Ele olhou para a cortina da janela ao lado, julgando as fracas cores que havia em sua costura.
— Está faltando beleza. — Ele levantou o braço, tocando de mansinho na cortina. O fogo se espalhou como um rio sereno, alastrando toda a sua vivacidade pelo tecido de linho e veludo. — Perfeito — sussurrou.
Lentamente, saiu do banheiro, incendiando tudo em seu caminho. A madeira que adornava as decorações, o cabide com suas roupas, até mesmo a porta — nada foi poupado. “Coisas tão triviais não merecem minha atenção.” Era como um reflexo da mente de sua irmã. Nem mesmo seu quarto escapou dessa distinta obra de arte que ele executava. Os lençóis da cama transformaram-se em uma aquarela alaranjada em meio ao cenário de vermelhidão, como um pôr do sol no horizonte, apenas para se tornarem mera fuligem instantes depois.
Seu corpo se envolveu em chamas, iluminando todo o corredor da casa. As sombras, produzidas pela luz, chegava até o andar de baixo da mansão, como um presságio do que estava prestes a acontecer. As cinzas que deixava pelo chão… nada além de um reflexo da queda da família Morvayne… da podridão que habitava em seu legado.

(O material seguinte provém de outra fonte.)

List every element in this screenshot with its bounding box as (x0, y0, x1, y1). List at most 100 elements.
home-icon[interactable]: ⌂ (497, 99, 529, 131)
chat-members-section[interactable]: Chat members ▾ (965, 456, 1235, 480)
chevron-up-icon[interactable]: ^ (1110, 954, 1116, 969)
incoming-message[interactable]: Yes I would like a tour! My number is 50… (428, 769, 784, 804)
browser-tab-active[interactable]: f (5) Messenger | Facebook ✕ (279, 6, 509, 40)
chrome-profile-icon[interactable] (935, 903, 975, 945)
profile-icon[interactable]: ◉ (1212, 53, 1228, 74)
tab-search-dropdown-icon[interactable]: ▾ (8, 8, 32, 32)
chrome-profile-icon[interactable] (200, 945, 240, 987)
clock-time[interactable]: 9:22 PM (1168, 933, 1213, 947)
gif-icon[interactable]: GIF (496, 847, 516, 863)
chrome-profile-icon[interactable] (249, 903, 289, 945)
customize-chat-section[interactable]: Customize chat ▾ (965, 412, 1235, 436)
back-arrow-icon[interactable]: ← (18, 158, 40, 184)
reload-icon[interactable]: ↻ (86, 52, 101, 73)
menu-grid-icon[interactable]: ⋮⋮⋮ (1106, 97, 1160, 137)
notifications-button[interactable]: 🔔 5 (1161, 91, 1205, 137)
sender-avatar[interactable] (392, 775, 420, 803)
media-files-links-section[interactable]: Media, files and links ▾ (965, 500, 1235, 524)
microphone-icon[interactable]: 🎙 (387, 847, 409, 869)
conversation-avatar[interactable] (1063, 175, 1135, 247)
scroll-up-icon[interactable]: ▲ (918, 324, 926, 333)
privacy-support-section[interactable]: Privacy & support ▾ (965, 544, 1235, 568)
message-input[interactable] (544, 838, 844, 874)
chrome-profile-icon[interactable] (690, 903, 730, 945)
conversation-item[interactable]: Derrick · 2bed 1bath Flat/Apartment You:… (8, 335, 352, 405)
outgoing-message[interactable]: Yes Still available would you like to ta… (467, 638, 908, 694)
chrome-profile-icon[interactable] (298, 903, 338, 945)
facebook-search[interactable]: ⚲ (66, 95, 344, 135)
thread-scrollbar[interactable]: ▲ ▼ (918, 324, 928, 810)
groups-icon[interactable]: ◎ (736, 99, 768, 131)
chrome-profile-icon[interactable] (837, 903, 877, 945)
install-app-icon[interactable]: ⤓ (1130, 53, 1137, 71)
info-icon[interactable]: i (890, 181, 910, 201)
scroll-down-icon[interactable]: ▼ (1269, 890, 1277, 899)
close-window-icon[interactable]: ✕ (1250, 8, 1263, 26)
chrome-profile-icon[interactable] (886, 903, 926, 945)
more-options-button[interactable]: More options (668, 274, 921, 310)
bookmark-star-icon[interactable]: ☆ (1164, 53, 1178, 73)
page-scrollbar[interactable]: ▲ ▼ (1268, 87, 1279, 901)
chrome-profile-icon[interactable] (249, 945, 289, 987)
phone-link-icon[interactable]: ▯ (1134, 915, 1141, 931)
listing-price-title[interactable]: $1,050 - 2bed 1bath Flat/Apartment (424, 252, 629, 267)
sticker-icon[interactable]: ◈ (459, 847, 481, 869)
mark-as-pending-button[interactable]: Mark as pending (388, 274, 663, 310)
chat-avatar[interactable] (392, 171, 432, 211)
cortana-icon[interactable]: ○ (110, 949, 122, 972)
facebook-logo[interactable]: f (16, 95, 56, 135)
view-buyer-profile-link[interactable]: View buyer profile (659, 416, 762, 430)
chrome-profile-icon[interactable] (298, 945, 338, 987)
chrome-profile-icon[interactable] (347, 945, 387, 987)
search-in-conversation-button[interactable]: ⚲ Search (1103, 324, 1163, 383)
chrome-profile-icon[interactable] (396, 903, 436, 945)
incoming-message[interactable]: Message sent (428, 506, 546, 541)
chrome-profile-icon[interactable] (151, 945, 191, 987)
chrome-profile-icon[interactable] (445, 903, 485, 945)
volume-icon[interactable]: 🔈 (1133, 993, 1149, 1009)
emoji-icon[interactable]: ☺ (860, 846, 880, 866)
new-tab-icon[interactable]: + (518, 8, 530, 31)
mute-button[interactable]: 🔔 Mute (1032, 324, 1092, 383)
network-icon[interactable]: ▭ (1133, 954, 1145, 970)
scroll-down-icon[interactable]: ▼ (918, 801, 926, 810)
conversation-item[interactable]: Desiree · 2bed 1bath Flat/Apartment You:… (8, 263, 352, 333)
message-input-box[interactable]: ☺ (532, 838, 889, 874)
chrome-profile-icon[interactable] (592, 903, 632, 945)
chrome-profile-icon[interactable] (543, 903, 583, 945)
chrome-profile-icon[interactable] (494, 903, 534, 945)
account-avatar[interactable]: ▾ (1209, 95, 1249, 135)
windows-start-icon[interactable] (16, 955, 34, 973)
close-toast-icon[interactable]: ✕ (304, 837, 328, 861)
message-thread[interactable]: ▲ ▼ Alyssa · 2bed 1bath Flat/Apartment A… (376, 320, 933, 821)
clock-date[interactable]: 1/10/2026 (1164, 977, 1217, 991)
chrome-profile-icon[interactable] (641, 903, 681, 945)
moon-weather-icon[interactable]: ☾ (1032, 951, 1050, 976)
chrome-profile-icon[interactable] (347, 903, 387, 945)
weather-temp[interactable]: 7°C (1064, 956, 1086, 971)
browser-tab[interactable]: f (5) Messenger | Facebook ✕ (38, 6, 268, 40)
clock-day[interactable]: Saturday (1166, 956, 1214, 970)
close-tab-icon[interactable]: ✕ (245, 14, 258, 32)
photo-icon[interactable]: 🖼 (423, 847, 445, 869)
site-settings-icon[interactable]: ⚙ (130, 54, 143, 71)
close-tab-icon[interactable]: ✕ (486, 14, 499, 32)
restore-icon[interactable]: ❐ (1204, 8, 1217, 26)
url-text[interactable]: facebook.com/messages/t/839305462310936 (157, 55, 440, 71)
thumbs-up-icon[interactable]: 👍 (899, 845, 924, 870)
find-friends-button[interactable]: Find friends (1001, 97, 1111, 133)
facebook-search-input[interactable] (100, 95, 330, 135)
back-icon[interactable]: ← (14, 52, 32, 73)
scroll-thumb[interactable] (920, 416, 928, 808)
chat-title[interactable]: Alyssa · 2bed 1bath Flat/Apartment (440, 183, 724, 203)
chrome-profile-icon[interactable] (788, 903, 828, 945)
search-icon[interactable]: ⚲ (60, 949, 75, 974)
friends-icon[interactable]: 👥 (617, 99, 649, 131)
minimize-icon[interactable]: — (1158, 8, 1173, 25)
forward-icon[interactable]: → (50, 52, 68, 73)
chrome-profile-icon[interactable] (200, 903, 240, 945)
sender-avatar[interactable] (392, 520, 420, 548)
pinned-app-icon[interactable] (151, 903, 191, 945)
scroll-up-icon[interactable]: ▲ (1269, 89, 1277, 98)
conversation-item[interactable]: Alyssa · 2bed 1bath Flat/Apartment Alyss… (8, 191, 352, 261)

Ele entrou no quarto de seu pai, dormindo com a madrasta ao lado. As brasas da chama caiu na colcha da cama…
— Tudo precisa estar devidamente belo… incandesça tudo, minha donzela flamejante. À você, eu lhe dedico esta orquestra, Guinevere. Agora, eles estão… perfeitos!
Eles berravam enquanto seus corpos se preenchiam com a beleza da chama. Agora, marcados na eternidade… em cinzas. Gustav olhou para a janela, observando a grandiosa cidade de Vallendrea. Uma agonia tomou conta de seu corpo; algo estava faltando: Cores!
— Esta cidade está cheia de sombras, e eu serei a vela que afugentará essa escuridão. Eles precisam… A-R-D-E-R! — Proclamou Gustav, apertando os dentes.